Paddy Davitt: Would missing out on promotion be a failure for Norwich City?
PUBLISHED: 16:37 07 November 2017 | UPDATED: 16:46 07 November 2017
The players have to remember they are paid a lot of money to play football and all you ask is they try their best.
The words of Norwich City’s sporting director, Stuart Webber, prior to a ball being kicked on the Canaries’ Championship campaign.
Implicit in that sound bite is the cultural leap the club’s top brass opted to embark upon - with Webber as chief architect.
Daniel Farke is his man.
Recruited from Borussia Dortmund to signal a new direction at the apex of a restructure that has swept away many of the old guard.
A philosophical challenge to the dusty hierarchies and well-entrenched fault lines running through many British football clubs.
The all-encompassing, old style football manager who controlled everything from the academy to signing multi-million pound players is a thing of the past at Carrow Road.
Financial pressures and a shrinking income may have helped frame this thirst for change in Norfolk, but given the stodgy, end-of-an-era feel presided over by Alex Neil it was a demand echoed on the terraces.
Supporters had largely tired of the tried and trusted, the same infuriating errors and inflexibility. Too many players past their prime.
The current downturn in results has dimmed some of the soaring optimism from that long unbeaten, record-breaking run of results, but there is no dispute City have embarked on a bold path.
There can be no turning back now.
Farke has made mistakes in the opening months of the season. So too his players, but in the best moments passions have been stirred and a stronger connection forged with a fan base that had been lost in recent times.
The thinning of the squad - partly through financial necessity and partly to inject greater competition - is exposing a bareness in resource when injury bites.
Cameron Jerome is not helping himself in front of goal but his heavy workload should not be dismissed lightly, in the periodic absence of Nelson Oliveira or Marley Watkins for blocks of games.
Predicting Norwich’s Championship prospects is still guesswork.
In the prolonged upturn that eased them into the top six for a fleeting week or two Farke’s squad looked capable of mixing it with potential promotion rivals. When they toil, like at Millwall or Aston Villa or Bolton on the road or Wolves at home such optimism is laughably misplaced.
If the benchmark is promotion, Norwich may come up short this season.
But Webber and Farke are putting building blocks in place. Failure, if that is how you measure it, will not be through a lack of spirit or endeavour or, as Farke is often at pains to remind his players, a responsibility to play for the name on the front of the shirt rather the back.
“What we are working on is a bit of humility and respect and a work ethic,” to quote Webber again, speaking after plotting a hectic summer turnover in personnel.
“If that means we don’t get a result, then so be it, we can walk off a pitch knowing we have given everything, but we lost.
“Maybe the opposition were just better, the referee made a bad decision, whatever.

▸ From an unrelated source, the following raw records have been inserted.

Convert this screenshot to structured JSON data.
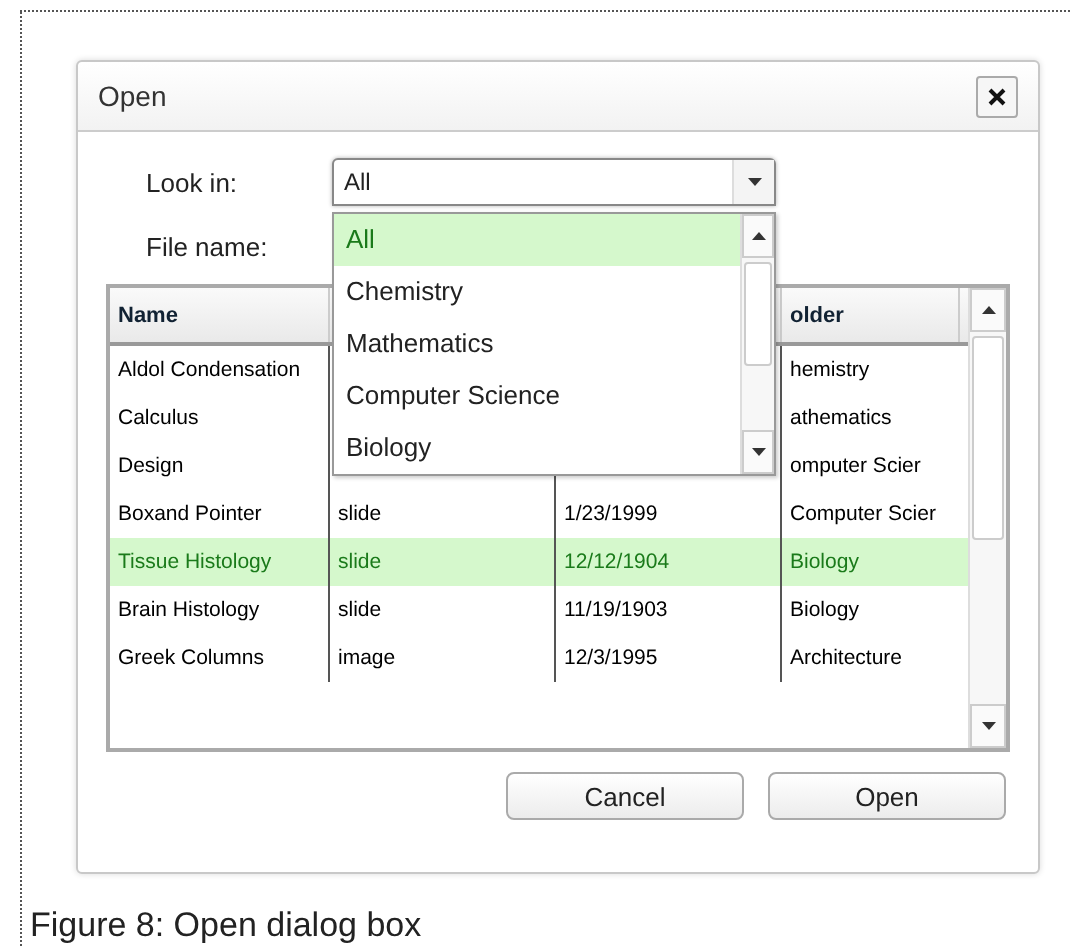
{
  "dialog": {
    "title": "Open",
    "look_in": {
      "label": "Look in:",
      "value": "All",
      "expanded": true,
      "options": [
        {
          "label": "All",
          "selected": true
        },
        {
          "label": "Chemistry",
          "selected": false
        },
        {
          "label": "Mathematics",
          "selected": false
        },
        {
          "label": "Computer Science",
          "selected": false
        },
        {
          "label": "Biology",
          "selected": false
        }
      ]
    },
    "file_name": {
      "label": "File name:"
    },
    "table": {
      "columns": [
        {
          "label": "Name"
        },
        {},
        {},
        {
          "label": "older"
        }
      ],
      "rows": [
        {
          "cells": [
            "Aldol Condensation",
            null,
            null,
            "hemistry"
          ],
          "selected": false
        },
        {
          "cells": [
            "Calculus",
            null,
            null,
            "athematics"
          ],
          "selected": false
        },
        {
          "cells": [
            "Design",
            null,
            null,
            "omputer Scier"
          ],
          "selected": false
        },
        {
          "cells": [
            "Boxand Pointer",
            "slide",
            "1/23/1999",
            "Computer Scier"
          ],
          "selected": false
        },
        {
          "cells": [
            "Tissue Histology",
            "slide",
            "12/12/1904",
            "Biology"
          ],
          "selected": true
        },
        {
          "cells": [
            "Brain Histology",
            "slide",
            "11/19/1903",
            "Biology"
          ],
          "selected": false
        },
        {
          "cells": [
            "Greek Columns",
            "image",
            "12/3/1995",
            "Architecture"
          ],
          "selected": false
        }
      ]
    },
    "buttons": [
      "Cancel",
      "Open"
    ]
  },
  "caption": "Figure 8: Open dialog box"
}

“What Daniel has shown in a short time is he can read the league and understand it.
“He is humble and respectful towards his players and the league and opponents.
“You see that every day. He is no different to any of us at the club. We will make mistakes and it is how you react to it and how we grow and stick together in those times.
“We live in a world where everything is analysed. It is either very high or very low.
“You only have to look at how Daniel handles himself in the media. He never shirks a question. He answers as honestly as he can and as a club we are doing that better.
“We still have steps to make. We are implementing a culture of hard work.”
City’s sporting director is right. This is a process, a journey, and no-one, not Webber or Farke or any Norwich City supporter, can predict the final outcome with any degree of certainty.
But the will is there to improve and to grow, to try and bridge the financial gap by giving younger talent a platform.
Or tapping a cost-effective German transfer market that for the most part has been overlooked in this country.
There have been enough tangible signs of progress.
It may be uneven. It may have been rationed at Carrow Road - compared with results on Norwich’s travels - but perspective and realism must remain the watchwords from this point.